18. SOME PEARLS OF WISDOM ABOUT HEALTH CARE FINANCING.

  1. Equity in health means equal access for equal need.
  2. Near-zero-priced public services for the poor is an essential public policy towards equity.
  3. Government intervention in the inequitable workings of the free market is required to bring about equity in health. The problem of resource shortages in the health sector cannot thus be seen as only a sectoral problem.
  4. Health fees are little more than an additional form of direct taxation.
  5. Changes in health care financing should be promoted because they will improve the existing situation and not for their own (or the donor’s) sake.
  6. Levying fees will prevent the more deprived groups from seeking care at government facilities. It will add an additional barrier to their use. ‘Affordable’ fee levels are next to impossible to set…
  7. Even where efforts are made to base fees at affordable levels, the poor will accumulate debt when faced with major illness.
  8. Effectively protecting the poor from charges (fees) depends on setting up cumbersome administrative procedures for waving fees.
  9. Given that lower socio-economic groups are least likely to use health care services, a sample survey only covering health care users is probably biased toward higher income households.
  10. The question that always needs to be kept in mind when interpreting any survey results is: Does willingness to pay reflect ability to pay?… This means that, ultimately, we need to address the ethical issues of the impact of charges on equity.
  11. From the World Bank’s perspective, efficiency is the key concern to pursue in health care financing; equity takes second place to efficiency.

The Bank supports a market-based allocation of health resources and envisions a limited role of government in the distribution of societal resources. But ultimately, it is the relative utilization of health resources and facilities by the different socio-economic groups which will tell us about how equitably the allocation of these resources has been. Increasing efficiency is, therefore, not a good enough reason to raise fees.
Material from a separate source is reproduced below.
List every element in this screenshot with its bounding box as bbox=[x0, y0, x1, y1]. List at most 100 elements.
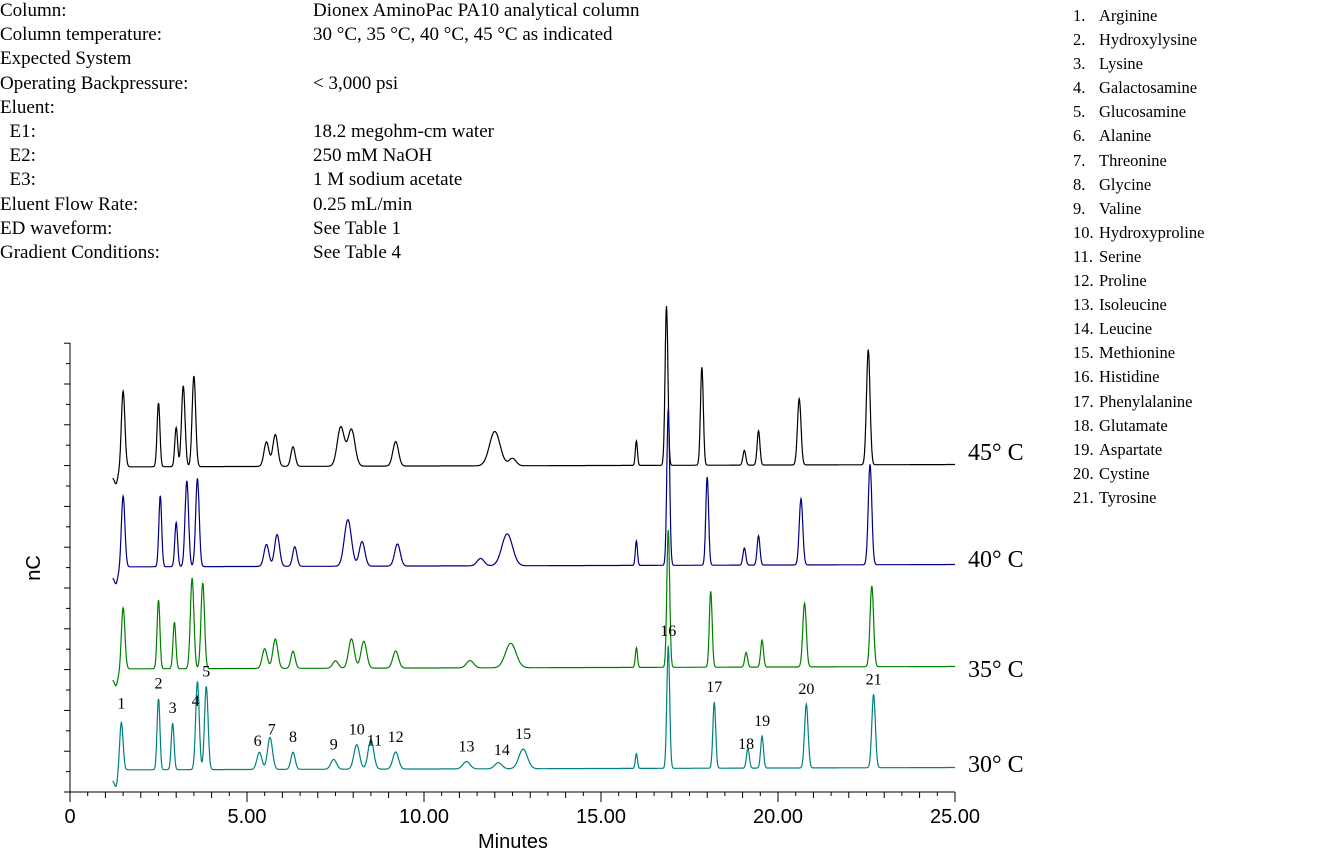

  1. Equity considerations are of primary importance; they are of importance as a policy goal. But the market-based allocation of care discriminates against the poor –with a fee system aggravating this situation.
  2. Efficiency considerations are concerned with matters of allocation rather than distribution.
  3. The basic justification for assessing equity does not change with the level of resources available in a society: it is the same in rich and poor countries. Moreover, limited resources do not justify greater levels of inequity.
  4. With equity in mind, the assessment of the likely impacts of paying fees on users has to be disaggregated by income distribution quintile, and these characteristics of users (and payers) need to be assessed before and after implementing the change.
  5. The challenge definitely is finding a just balance between efficiency and equity.
  6. From the perspective of the poor, social and economic considerations are too often forgotten in the politics of health care allocations. For instance, treatment costs per event are lower in rural areas, but transport costs for patients are significantly higher. Or, another example to ponder:Seasons determine income and times of low income coincide with times of potentially greatest sickness.
  7. Payment exemption mechanisms and retention of revenue arrangements remain grossly unaddressed in health care financing plans….and most of the power still remains centralized.
  8. Increasing access to health care is not impossible if fee revenues are retained by the facilities themselves. But barriers still exist for peripheral facilities to retain fee revenues and using them effectively at local level with community inputs.
  9. Because public expenditure is more important than taxation in the overall distribution of income, health care expenditures should be biased in favor of the poor. Therefore, need for health care should be defined along the lines of the socio-economic status of households.
  10. Income per capita is highly associated with demand for medical care. Low income is a barrier to access to care.
  11. Equity has to be understood as a social justice and distributional fairness issue: a more broadly-based socio-economic development is thus a prerequisite for an improved health status that is sustainable.
  12. Worldwide, the distribution of health care is already inequitable in socio-economic terms. It will become more inequitable increasing the cost of care. It will reduce the demand for services by the lower income groups and by female household members. It will also delay presentation for care for them. Therefore, raising the cost of treatment will only aggravate poverty.
  13. Prices are important determinants of health care demand and that demand is reduced more in response to price changes when income is lower.
  14. In summary, health care financing reforms alone cannot bring about sustained better health. The promotion of wider structural changes in society is also required. Health must thus be seen as only a part of total care. Aiming for better universal health care forces us to consider and tackle the unequal distribution of the circumstances under which preventable malnutrition, ill-health and deaths are perpetuated.